What is the difference between tags and categories? They are both taxonomies. Categories are hierarchical whereas tags are not. The difference really comes down to use: Tags are arbitrary 'relevance' labels. When a document is tagged, the user is saying that this document is relevant to 'X'. Tags are 'fast and light' and large numbers may be associated with a large document. Categories are classifications that are intended to apply to the whole document. This document is about X where X is a category.

cccs-ip commented 9 years ago

Thanks, Paul. Most of our contributions would be tags. For categories, perhaps the only absolute is the document 'type'? A given file will only be one type of document. Otherwise it can be 'about' multiple categories.

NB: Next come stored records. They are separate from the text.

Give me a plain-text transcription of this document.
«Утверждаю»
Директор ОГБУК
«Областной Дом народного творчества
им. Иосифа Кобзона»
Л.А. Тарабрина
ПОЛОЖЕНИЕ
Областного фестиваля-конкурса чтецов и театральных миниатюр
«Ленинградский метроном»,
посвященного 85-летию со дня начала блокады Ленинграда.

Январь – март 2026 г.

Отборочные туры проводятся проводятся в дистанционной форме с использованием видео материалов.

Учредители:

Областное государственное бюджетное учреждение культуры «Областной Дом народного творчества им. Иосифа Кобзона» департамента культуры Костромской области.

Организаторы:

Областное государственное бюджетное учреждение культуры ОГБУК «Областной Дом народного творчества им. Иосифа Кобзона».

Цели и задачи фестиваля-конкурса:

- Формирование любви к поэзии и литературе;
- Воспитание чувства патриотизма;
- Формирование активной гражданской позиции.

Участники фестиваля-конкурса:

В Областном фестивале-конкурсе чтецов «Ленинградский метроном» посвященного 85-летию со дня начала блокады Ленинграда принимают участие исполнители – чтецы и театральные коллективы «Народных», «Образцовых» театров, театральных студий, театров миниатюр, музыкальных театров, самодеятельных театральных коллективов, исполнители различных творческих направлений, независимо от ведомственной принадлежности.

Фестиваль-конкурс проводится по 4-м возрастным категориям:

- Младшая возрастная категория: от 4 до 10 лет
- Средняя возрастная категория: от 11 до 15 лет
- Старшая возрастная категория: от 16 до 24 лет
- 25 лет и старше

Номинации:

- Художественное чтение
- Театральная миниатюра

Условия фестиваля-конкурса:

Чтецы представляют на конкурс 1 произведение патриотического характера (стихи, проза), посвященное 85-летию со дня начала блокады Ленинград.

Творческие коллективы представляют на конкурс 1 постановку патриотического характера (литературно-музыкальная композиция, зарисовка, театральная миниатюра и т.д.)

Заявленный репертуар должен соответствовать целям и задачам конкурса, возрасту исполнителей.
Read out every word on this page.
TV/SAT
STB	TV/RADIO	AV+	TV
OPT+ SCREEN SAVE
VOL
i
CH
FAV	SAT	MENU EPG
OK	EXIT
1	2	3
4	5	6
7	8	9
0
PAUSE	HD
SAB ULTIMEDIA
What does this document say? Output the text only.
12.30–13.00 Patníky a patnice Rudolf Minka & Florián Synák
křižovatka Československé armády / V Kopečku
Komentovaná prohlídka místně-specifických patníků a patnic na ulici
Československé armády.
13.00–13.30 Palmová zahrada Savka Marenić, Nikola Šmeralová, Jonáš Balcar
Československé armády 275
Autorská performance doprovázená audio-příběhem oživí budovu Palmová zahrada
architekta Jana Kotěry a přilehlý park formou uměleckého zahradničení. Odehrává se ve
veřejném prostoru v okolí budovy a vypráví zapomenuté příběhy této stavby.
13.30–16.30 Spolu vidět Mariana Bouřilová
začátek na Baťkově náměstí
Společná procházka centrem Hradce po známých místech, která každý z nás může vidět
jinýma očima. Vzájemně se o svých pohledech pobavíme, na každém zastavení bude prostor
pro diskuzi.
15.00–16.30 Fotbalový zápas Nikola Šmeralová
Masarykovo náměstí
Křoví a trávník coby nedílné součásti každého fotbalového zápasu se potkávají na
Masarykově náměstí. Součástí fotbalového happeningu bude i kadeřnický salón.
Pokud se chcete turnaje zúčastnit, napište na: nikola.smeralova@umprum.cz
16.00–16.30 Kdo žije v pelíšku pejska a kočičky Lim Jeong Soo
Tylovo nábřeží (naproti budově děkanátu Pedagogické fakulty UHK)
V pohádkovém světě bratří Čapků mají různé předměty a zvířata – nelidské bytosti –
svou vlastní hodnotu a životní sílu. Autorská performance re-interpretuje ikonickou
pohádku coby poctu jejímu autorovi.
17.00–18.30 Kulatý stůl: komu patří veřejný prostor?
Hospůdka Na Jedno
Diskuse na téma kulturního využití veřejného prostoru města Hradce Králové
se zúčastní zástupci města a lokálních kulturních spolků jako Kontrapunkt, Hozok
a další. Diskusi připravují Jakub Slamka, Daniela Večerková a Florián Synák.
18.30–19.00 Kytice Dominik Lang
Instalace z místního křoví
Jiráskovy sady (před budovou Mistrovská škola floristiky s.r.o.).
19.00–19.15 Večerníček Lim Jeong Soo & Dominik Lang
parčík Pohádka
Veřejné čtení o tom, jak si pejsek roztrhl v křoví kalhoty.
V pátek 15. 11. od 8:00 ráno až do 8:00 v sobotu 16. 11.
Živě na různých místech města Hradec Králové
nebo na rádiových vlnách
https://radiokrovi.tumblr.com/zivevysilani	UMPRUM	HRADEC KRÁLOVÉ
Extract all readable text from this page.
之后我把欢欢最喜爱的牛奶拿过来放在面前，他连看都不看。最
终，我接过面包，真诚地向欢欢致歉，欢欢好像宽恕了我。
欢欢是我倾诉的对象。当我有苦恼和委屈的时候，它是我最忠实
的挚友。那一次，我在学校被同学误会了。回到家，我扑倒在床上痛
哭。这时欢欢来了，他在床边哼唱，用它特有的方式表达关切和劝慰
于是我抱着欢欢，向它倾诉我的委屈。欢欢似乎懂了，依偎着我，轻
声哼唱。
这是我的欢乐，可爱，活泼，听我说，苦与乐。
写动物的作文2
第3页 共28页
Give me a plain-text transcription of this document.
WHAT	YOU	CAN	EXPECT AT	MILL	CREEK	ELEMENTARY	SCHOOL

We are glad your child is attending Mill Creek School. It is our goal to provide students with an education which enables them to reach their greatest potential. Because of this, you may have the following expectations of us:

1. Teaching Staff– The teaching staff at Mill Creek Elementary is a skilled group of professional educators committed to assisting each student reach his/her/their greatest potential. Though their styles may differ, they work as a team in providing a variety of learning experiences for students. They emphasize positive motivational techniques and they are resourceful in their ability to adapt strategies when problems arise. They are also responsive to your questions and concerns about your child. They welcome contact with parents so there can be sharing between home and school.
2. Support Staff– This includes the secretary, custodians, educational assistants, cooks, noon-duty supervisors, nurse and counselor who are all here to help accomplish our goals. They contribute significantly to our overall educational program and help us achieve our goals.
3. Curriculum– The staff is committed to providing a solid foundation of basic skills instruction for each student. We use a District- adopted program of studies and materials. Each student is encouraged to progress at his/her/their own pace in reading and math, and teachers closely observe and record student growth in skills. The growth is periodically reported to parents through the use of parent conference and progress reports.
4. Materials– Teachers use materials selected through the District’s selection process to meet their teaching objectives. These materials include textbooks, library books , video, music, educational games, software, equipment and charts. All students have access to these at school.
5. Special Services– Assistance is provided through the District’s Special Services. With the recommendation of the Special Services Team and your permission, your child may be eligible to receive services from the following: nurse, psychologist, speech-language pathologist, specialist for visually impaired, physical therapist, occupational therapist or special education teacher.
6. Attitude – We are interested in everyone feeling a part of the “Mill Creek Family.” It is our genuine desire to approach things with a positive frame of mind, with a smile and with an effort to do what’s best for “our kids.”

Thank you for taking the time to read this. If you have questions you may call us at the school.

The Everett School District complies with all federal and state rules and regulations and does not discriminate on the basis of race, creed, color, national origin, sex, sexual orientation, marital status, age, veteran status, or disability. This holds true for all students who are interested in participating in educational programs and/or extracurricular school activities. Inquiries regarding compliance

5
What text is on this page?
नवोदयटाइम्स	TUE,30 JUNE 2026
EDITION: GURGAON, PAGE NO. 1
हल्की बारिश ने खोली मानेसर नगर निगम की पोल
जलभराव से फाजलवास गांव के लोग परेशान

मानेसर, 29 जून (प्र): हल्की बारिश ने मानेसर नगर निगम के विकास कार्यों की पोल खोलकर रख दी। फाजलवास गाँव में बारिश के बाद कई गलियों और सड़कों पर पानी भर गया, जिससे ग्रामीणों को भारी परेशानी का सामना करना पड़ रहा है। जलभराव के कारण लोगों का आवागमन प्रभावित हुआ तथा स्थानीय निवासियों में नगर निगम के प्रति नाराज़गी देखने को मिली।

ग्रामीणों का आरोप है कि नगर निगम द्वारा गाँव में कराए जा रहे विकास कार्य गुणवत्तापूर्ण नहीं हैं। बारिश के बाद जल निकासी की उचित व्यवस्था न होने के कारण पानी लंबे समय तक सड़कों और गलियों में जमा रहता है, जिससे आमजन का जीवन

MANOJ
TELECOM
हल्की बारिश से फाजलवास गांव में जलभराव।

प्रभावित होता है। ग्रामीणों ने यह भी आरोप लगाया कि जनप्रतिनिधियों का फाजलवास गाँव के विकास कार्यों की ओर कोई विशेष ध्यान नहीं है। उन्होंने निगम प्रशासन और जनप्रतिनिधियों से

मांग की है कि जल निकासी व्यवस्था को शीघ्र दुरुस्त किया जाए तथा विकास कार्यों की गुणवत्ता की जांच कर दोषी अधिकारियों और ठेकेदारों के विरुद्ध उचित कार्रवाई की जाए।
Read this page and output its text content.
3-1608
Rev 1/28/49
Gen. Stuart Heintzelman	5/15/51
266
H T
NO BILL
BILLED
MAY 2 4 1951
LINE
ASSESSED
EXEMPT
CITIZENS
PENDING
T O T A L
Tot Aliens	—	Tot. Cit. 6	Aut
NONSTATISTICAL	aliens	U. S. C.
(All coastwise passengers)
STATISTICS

Are multiple categories possible? If so, then I guess my question is what is benefit is of assigning categories rather than just tags?

pwhipp commented 9 years ago

Categories are hierarchical whereas tags are flat.

The categorization system can have multiple root categories and items can be placed at any level so it can represent a system of folders and files for example, where the categories are the folder names. This was how I set up the default categories. Unlike folders and files, document does not 'live' under a particular category in any real sense - it can be referenced under as many categories as you like.

Tags, on the other hand are literally just strings associated with documents (or other types). They do not have a namespace so there is only one global list of tags.

In this sense, a categorization system is richer than a tagging system but it is also more complex to work with and set up.

Both make sense for docmeta. If I had to do without one, I'd do without tags because I can emulate tags simply by having a root category called 'tag' and having all the tags as subcategories of tag.